Isak’s own struggles to find the form that had many naming him the second best striker in the entire league just prior to his move to Anfield is well-documented. And the circumstances his injury – achieved whilst scoring his first goal for the club – feels well in keeping with what’s felt like a monkey’s paw of a season.

The forward, for his part, has made 3 starts, each lasting only about 60 minutes each.

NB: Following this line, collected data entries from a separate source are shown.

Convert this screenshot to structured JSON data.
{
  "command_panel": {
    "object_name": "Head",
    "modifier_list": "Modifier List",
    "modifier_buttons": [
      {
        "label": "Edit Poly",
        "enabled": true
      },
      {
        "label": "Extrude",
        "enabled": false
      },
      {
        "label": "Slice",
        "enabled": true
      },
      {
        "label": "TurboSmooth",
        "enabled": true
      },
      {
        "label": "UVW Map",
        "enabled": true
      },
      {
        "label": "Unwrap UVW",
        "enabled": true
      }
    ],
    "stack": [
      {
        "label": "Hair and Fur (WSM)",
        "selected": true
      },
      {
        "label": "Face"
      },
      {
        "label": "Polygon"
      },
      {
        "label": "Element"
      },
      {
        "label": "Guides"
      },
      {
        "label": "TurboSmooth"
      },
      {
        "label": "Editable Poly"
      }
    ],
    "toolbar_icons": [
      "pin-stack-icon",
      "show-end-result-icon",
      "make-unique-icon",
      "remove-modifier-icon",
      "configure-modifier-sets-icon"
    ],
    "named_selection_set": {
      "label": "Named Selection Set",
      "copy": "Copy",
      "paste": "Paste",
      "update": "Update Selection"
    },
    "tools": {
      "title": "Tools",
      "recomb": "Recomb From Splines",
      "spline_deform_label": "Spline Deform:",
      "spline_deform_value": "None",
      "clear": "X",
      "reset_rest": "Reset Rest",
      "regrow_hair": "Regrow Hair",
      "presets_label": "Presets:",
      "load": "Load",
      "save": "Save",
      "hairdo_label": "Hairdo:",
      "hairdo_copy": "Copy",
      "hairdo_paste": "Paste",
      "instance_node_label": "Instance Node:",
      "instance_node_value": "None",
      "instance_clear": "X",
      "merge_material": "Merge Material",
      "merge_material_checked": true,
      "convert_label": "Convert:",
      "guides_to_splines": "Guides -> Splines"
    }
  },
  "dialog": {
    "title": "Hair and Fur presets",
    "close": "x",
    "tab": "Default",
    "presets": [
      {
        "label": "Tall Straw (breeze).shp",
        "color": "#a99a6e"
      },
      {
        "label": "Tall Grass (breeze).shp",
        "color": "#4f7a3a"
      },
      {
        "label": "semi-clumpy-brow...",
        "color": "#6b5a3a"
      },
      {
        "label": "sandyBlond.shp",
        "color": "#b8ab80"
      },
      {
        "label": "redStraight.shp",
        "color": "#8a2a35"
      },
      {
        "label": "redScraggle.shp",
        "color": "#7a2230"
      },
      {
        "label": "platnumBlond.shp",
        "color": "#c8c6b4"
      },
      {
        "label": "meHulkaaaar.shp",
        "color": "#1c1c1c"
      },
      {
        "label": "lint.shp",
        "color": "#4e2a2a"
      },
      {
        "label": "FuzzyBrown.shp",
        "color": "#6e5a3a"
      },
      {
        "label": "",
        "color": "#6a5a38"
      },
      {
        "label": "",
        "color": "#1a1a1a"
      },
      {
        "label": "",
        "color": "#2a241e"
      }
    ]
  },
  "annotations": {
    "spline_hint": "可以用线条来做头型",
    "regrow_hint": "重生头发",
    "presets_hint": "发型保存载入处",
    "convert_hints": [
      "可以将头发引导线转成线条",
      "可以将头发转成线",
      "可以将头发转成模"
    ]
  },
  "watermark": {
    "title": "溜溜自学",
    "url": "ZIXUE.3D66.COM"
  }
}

With Hugo Ekitike out for the rest of the season due to an ACL injury, Liverpool’s hopes of securing qualification in the Champions League really comes down to Isak and the rest of the offense finally getting their collective shit together.

Speaking to the official site ahead of the Merseyside Derby, Isak talked a bit about the weight of the occasion:

“It’s those moments and those games we want to play, and hopefully we can make a good day out of it. I think we just need to do a good performance, work hard and play as a team. The quality is there, so we just need to show it.”

Liverpool are going to need for the promise of that quality to come good. I, for one, remain optimistic if a bit more insistent on needing to see things improve sooner rather than later. I struggle to see how you can have the consistent returns and quality of play that Isak, for example, has amassed across two different leagues and suddenly fail to put it all together. Slightly differences in career history aside, I feel similarly about Florian Wirtz. It doesn’t mean that the individual players can’t take accountability for improving, but this is one of those situations where the questions around head coach Arne Slot do feel reasonable: how are you handed a team that seems ready built – that, on paper, looks improved upon last year’s iteration – and fail to make anything of this season?

I am, perhaps, more patient and willing to see out the rest of the year with Slot in charge than others are. That patience has always had a limit. And seeing the disastrous outcome mid-week feels very much like the last, regrettable straw. I can’t predict what FSG will do with Slot, but I can’t imagine him entering the next year in charge under any circumstance. And that is, perhaps, the most damning thing I can say about the whole affair.